Ketika Tombak Naga Emas milik Huo Yuhao menusuk kepala Banteng Api Agung, kekuatan spiritual yang mengerikan langsung mengalir ke tubuh Huo Yuhao dan mengisi kembali kekuatan jiwanya yang terkuras, sementara tubuh Wang Yiheng bergetar hebat. Dia merasa nyawanya dalam bahaya.
Tidak! Aku tidak ingin mati! Wang Yiheng berteriak dalam hatinya, dan ingin melepaskan diri dari keadaan seperti itu. Namun, dia adalah seorang insinyur jiwa. Mengingat kultivasi spiritualnya, dia tidak mungkin bisa dibandingkan dengan master jiwa Tingkat 90. Pada saat ini, bagaimana mungkin dia bisa dengan cepat melepaskan diri meskipun dia sudah berusaha sekuat tenaga?

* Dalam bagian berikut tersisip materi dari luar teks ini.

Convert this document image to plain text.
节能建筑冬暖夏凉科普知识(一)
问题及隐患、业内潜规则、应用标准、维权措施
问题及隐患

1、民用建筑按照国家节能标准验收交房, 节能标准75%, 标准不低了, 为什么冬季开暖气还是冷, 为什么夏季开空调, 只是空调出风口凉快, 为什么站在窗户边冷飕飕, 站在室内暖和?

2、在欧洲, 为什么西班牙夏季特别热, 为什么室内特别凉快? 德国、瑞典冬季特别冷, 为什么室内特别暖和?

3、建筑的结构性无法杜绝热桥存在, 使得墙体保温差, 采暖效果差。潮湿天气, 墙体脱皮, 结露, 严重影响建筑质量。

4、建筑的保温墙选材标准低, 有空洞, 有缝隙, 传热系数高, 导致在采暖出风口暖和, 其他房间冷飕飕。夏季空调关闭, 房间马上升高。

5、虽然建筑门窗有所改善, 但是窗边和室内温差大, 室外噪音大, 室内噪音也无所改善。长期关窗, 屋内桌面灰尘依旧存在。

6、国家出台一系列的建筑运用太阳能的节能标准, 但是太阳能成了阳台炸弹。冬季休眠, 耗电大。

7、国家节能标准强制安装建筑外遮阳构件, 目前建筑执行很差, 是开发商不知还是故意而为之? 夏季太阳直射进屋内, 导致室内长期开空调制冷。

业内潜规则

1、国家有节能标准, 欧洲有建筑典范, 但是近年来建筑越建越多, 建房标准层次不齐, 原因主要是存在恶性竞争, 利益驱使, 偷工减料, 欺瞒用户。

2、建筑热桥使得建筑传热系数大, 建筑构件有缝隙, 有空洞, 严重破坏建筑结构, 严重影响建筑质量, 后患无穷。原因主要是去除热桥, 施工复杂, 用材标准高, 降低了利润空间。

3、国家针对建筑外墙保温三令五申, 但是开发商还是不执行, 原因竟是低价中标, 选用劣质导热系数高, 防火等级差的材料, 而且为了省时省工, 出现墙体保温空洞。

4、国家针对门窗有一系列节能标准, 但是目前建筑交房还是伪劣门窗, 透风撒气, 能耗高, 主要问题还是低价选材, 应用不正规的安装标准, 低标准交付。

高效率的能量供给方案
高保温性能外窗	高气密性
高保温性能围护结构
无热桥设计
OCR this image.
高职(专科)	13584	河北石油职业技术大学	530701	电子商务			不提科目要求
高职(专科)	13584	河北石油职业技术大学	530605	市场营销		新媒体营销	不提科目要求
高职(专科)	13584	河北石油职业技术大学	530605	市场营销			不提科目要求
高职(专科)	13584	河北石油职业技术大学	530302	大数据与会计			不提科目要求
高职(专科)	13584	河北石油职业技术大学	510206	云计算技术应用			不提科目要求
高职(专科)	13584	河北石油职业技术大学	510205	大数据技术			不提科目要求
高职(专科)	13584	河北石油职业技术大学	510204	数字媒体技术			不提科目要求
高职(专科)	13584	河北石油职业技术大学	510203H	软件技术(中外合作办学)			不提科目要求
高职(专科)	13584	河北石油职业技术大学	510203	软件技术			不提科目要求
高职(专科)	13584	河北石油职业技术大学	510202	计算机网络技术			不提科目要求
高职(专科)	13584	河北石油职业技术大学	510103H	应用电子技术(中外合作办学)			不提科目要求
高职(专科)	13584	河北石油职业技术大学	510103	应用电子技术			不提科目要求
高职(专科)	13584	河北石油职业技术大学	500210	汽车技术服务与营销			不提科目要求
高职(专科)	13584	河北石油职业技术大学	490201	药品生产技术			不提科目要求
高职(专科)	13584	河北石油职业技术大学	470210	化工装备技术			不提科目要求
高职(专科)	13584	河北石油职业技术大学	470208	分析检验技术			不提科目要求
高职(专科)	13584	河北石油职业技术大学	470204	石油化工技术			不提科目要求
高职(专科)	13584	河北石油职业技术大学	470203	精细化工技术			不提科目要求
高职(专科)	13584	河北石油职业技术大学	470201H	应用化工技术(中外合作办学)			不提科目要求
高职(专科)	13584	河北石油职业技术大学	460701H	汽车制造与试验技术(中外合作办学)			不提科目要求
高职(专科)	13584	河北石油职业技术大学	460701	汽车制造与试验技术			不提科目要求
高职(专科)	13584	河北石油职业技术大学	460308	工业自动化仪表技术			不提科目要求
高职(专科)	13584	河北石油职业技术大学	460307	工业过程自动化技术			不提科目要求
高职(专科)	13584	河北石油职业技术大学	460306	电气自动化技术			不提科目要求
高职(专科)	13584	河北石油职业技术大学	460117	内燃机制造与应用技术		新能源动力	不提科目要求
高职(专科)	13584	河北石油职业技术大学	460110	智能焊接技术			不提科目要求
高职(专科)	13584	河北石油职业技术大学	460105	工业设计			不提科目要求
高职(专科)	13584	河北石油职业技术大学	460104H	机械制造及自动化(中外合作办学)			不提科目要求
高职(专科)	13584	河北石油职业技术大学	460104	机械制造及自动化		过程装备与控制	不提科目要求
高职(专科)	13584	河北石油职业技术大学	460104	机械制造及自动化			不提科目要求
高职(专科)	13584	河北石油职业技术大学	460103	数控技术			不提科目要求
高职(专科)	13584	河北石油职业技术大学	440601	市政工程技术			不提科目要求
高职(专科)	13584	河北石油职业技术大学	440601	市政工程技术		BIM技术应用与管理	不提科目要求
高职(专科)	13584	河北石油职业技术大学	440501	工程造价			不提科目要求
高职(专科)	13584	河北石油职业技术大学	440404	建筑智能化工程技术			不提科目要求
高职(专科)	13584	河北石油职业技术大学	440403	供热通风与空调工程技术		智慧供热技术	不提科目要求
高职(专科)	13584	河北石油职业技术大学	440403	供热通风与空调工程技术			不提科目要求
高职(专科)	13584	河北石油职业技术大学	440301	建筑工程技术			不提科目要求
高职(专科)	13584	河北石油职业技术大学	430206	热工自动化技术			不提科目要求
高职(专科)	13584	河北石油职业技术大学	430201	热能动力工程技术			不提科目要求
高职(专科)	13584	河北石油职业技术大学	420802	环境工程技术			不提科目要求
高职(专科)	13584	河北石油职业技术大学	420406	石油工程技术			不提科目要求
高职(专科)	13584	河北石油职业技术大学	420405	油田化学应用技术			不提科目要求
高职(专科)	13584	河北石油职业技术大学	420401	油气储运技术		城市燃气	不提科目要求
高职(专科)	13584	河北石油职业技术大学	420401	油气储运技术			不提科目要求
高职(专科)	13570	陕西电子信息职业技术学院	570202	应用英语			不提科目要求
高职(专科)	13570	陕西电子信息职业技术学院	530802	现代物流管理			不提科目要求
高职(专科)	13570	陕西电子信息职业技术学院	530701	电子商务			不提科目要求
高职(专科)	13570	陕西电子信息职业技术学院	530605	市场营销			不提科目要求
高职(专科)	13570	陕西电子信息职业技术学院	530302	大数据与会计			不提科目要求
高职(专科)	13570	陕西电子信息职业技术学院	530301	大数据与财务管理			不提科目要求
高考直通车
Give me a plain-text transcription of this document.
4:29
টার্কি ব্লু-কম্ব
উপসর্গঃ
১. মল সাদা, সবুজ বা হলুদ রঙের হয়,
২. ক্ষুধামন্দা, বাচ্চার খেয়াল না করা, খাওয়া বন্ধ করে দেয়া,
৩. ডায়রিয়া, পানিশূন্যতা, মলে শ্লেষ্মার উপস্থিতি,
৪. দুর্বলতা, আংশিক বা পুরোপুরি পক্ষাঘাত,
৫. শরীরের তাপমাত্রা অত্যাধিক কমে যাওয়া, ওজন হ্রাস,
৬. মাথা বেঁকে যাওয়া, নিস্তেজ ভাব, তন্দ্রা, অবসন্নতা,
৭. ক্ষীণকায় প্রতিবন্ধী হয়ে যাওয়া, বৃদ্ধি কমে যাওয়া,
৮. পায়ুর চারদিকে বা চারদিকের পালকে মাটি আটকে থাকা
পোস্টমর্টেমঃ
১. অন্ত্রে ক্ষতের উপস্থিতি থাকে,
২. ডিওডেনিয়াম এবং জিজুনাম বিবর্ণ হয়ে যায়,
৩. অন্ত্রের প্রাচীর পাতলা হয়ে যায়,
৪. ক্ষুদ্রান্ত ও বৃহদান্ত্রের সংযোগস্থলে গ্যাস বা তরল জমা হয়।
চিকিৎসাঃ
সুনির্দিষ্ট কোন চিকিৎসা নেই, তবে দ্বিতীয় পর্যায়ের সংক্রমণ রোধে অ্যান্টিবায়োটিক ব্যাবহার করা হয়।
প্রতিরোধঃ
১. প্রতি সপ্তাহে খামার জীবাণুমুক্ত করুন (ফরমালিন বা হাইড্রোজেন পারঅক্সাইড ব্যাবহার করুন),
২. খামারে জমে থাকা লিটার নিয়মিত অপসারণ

Dia bahkan dikelilingi oleh Ular Piton Urat Lunak Merah Delima yang sangat besar!
“Puff——” Saat kegelapan datang, cahaya membawa penghakiman!
Pedang Penghakiman jatuh dari langit membawa niat pedang sang Fanatik Pedang. Kehancuran Takdir menghancurkan semua penghalang fisik hingga tak ada artinya. Lebih jauh lagi, Tombak Naga Emas telah melukai Si Banteng Gila Douluo. Bagaimana mungkin dia bisa menahan serangan lain?
Pedang hitam putih itu menusuk menembus kepala banteng! Pedang itu menembus tengkorak banteng sepenuhnya.
Meskipun hanya seekor banteng, itu tetaplah Tubuh Sejati Jiwa Bela Diri yang dibentuk oleh seorang master jiwa. Ini tidak berbeda dengan menusuk dahi sejati Wang Yiheng.
Tidak, bagaimana mungkin ini terjadi? Bagaimana mungkin aku bisa mati di tangan makhluk-makhluk lemah seperti itu?
Wang Yiheng sangat marah. Dia berteriak sekuat tenaga dan memanggil kekuatan jiwanya yang menakutkan sekali lagi.
Pedang Penghakiman dan Tombak Naga Emas sama-sama terlempar oleh niat penghancuran ini. Huo Yuhao dan Ji Juechen juga mengalami nasib yang sama. Ular Piton Urat Lembut Merah Delima juga berubah menjadi ilusi dan kembali ke tubuh Jiang Nannan.
Percikan api berkelebat di udara. Mutiara-mutiara surgawi berjatuhan tak terkendali dari langit.
Si Banteng Gila Douluo telah kembali menjadi manusia. Namun, dahinya terluka parah.